Religious horror ranges from classic (1973’s The Exorcist) to appallingly bad (2018’s The Nun), a subgenre full of bargain-bin exorcism movie cash-grabs and lazy attempts. The Unholy (formerly titled Shrine) certainly has minor flaws, and is occasionally hampered by its PG-13 rating. Still, it delivers a healthy serving of thrills and chills, with a horrifying villain in Mary / The Dark Entity. The film feels like Sinister mixed with elements of J-horror, and the religious angle makes it indescribably creepy.
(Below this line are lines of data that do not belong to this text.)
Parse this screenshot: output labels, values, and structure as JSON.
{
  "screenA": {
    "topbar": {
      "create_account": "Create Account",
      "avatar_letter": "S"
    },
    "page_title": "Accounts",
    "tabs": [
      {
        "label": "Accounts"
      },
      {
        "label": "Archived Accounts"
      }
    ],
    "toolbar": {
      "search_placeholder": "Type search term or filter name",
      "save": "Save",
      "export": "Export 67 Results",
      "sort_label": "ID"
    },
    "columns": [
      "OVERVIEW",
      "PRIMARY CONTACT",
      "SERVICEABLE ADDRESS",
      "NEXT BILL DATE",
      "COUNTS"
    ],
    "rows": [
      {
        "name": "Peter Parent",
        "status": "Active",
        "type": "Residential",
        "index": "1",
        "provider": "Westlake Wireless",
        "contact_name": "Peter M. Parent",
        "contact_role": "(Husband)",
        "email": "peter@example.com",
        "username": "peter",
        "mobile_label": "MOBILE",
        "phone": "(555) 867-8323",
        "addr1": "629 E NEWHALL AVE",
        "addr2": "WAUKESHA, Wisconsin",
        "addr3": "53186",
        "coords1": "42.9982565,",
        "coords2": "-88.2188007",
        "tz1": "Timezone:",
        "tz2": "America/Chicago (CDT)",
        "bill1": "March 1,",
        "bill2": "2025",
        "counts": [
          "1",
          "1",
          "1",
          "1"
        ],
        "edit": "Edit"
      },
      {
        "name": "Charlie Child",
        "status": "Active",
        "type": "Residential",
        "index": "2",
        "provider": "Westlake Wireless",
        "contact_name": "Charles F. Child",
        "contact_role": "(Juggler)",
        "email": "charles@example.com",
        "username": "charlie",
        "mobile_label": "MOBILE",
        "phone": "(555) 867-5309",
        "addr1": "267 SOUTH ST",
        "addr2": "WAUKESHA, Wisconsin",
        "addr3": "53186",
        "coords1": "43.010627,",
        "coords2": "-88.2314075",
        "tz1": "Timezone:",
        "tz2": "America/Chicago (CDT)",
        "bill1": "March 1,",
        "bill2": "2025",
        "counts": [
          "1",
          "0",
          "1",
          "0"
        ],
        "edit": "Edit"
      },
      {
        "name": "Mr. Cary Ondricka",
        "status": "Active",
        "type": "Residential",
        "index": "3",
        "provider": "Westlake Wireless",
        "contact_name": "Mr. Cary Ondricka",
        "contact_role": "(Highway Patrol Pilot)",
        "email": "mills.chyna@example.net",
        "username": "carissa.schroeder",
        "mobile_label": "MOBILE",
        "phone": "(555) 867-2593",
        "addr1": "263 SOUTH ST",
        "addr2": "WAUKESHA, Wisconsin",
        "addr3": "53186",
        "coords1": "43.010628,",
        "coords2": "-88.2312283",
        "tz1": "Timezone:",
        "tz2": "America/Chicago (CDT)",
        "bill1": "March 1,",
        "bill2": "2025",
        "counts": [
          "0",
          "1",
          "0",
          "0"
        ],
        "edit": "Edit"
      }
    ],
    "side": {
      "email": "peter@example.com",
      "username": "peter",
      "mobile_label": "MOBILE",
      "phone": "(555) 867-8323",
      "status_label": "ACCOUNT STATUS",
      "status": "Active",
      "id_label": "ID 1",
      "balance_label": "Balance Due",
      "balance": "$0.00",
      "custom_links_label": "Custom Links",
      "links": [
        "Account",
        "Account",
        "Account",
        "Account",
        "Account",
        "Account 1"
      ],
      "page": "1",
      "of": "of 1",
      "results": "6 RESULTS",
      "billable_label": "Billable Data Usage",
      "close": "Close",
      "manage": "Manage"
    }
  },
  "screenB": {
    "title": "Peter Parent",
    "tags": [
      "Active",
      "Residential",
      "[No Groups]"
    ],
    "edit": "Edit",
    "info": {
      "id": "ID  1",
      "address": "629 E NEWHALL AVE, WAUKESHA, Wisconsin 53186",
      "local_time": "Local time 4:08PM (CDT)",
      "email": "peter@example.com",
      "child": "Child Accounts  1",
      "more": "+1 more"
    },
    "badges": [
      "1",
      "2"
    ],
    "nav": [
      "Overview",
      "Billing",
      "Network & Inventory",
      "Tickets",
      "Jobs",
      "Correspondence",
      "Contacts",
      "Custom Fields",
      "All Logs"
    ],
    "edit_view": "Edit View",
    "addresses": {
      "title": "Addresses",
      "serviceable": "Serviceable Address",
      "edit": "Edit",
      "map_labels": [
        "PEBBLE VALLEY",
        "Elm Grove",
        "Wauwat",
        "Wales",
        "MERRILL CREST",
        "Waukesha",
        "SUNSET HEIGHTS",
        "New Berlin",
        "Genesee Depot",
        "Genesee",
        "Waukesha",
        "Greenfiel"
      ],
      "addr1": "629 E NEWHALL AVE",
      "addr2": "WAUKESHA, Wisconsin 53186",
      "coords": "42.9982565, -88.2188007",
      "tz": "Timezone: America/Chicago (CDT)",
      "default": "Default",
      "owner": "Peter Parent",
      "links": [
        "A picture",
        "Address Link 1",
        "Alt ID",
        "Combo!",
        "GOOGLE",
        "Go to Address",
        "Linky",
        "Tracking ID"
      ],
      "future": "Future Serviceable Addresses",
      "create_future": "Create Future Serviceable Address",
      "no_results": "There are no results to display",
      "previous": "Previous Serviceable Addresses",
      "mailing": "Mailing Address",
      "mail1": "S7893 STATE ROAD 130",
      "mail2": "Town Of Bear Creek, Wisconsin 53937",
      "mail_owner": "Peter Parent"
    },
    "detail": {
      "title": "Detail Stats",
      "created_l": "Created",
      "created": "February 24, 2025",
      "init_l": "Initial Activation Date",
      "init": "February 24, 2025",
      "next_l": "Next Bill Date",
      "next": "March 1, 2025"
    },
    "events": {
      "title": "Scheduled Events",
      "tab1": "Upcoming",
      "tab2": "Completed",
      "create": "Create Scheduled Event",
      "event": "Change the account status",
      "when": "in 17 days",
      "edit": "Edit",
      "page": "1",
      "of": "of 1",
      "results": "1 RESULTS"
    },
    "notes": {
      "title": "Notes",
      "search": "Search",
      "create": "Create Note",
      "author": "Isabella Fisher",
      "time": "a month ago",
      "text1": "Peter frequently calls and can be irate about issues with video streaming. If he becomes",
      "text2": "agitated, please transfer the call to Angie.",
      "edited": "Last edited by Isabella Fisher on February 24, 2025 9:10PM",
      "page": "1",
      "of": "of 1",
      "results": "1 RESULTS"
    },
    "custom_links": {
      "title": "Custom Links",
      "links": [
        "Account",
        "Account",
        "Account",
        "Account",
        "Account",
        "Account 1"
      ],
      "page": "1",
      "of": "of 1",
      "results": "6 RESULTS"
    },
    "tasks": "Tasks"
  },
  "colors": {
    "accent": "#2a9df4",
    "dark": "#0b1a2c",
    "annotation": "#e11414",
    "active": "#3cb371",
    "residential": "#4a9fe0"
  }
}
Our Ethan Hawke stand-in is The Walking Dead mainstay, Jeffrey Dean Morgan, playing questionable investigative journalist Gerry Fenn. Gerry heads to a small New England town to follow a story about vandalized cows, but when he nearly runs down a mysterious girl in the road, Gerry stumbles upon something more. The girl, Alice (Cricket Brown), is hearing-impaired, and after Gerry follows her to the base of a strange tree, she can miraculously speak again. Claiming she’s been visited by the Virgin Mary, people flock to see Alice and the newly christened holy shrine. It seems new powers allow her to heal the sick. Gerry takes full advantage of the situation, desperate to revive his crumbling career. Before long, Gerry starts to question whether these miracles are truly divine or if something more sinister is afoot.
I really enjoyed The Unholy—it’s pretty scary, and the satanic elements are unique, giving it an edge. The story is different, original and interesting, straying from typical conventions we’ve grown to expect from this type of material. Mystery elements peppered in the script make you hang onto every word that comes out of Alice’s mouth. Writer/director Evan Spiliotopoulos builds well to the most unnerving moments. Crumbling giant statues of the Virgin Mary, bleeding tears, burning trees, and ancient kern babies are just a few of the strong visuals, building a taut atmosphere throughout that constantly keeps the viewer at attention.
Jeffrey Dean Morgan is very likable as Gerry, with the platonic relationship between him and Cricket Brown’s Alice being vital to his character arc. Brown imbues Alice with a purity and naivety reflective of the character’s holy status. The supporting cast is just as good, with Cary Elwes, as the vile Bishop Gyles, and William Sadler’s concerned Father Hagan standing as my two favorites.
If I had a few small complaints, I wish the ending was much darker. The kills are bloodless and could’ve been punched up significantly. This is where the flaws end—The Unholy is a religious horror film that somehow feels original and fresh. I didn’t know holy shrines even existed before this movie. The final act builds to an intense crescendo of violence and lunacy that stands as one of the most satisfying suspense sequences I’ve seen in 2021 thus far. Screen Gems and Ghost House Pictures bring The Unholy to theaters everywhere on Friday, April 2nd.